When Jesus' movement got underway following the remarkable event of Easter, the movement called itself "The Way." No doubt it comes from Isaiah 40:3 'prepare the way of the Lord in the wilderness, prepare the way of the Lord' and that's what they were doing. John the Baptist had appealed to that very verse in his ministry. In fact, we even find it in one of the Dead Sea scrolls, in one of the very important books from Qumran. They understood themselves as "the way" as foretold in Isaiah 40. We see that reference several times in the book of Acts - so if you wanted to refer to Christians during the early Christian movement you referred to "those who belong to The Way."

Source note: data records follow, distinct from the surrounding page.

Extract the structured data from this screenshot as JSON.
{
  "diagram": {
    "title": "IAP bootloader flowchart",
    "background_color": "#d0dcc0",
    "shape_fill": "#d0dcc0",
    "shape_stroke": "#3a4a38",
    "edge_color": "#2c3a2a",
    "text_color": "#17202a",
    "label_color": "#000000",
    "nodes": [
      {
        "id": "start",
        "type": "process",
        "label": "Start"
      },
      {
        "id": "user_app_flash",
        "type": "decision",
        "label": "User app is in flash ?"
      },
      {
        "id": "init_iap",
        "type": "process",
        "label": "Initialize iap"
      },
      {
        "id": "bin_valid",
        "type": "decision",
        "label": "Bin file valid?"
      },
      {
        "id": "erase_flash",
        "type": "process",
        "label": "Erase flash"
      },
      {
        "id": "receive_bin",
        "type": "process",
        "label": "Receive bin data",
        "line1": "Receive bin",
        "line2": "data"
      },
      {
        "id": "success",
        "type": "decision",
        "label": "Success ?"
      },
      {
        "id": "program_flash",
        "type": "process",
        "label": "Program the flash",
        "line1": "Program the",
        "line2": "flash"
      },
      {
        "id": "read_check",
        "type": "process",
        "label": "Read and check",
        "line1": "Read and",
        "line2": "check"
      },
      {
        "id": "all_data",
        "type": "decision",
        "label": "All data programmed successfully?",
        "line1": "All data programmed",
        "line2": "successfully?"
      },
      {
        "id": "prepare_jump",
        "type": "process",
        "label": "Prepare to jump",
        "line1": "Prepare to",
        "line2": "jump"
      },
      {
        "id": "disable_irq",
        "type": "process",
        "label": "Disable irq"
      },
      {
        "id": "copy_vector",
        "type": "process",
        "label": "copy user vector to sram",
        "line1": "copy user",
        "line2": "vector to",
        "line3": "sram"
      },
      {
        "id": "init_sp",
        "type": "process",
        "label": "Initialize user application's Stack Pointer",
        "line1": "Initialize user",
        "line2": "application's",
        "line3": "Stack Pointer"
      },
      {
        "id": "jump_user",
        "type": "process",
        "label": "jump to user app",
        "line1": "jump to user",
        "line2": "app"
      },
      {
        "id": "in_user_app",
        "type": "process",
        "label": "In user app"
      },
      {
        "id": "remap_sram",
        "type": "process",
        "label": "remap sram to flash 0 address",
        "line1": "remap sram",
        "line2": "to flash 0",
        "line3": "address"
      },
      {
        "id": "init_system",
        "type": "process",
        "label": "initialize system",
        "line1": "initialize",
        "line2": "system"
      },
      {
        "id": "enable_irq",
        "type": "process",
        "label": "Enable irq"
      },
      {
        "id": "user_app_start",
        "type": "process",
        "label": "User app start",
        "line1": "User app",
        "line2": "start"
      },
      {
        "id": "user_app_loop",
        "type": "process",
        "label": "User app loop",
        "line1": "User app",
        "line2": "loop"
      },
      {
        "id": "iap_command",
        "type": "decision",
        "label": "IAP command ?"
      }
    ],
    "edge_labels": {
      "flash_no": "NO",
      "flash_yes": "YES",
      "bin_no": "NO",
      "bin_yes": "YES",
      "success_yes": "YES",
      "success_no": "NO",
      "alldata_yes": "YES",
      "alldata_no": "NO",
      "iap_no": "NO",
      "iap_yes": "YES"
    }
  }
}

But, at Antioch people started calling them Christians. What's interesting is that Antioch was north of Israel - modern day Lebanon - and it was outsiders who started calling them Christianoi (Kris-T-ah-noy). That doesn't really separate Christians from Jews or Judaism anymore than being called a Pharisee meant you are no longer a Jew or a Sadducee or an Essene. So Christianity being given a name meant "within the community of Israel among the Jewish people, the followers of Jesus - who was regarded as the Christ, the Messiah - are now called Messianists or in Greek Christianoi.
So that's where the name came from - so even then - well into the book of Acts, decades into the history of the church - the name Christian really meant a Jewish group that is fascinated with and centered on Jesus of Nazareth who is regarded as the Messiah or in Greek, the Christ, the anointed one.
So the name Christian - even in the first century - did not mean non-Jewish. To be a Christian in the first century nobody would think, "Oh! He's a Christian - that's strange - I thought he was a Jew - I guess he's not a Jew anymore." Nobody thought that way. To be a Christian was to be a Jew.
I don't know about you but I love understanding the origin of things, especially our Christian roots.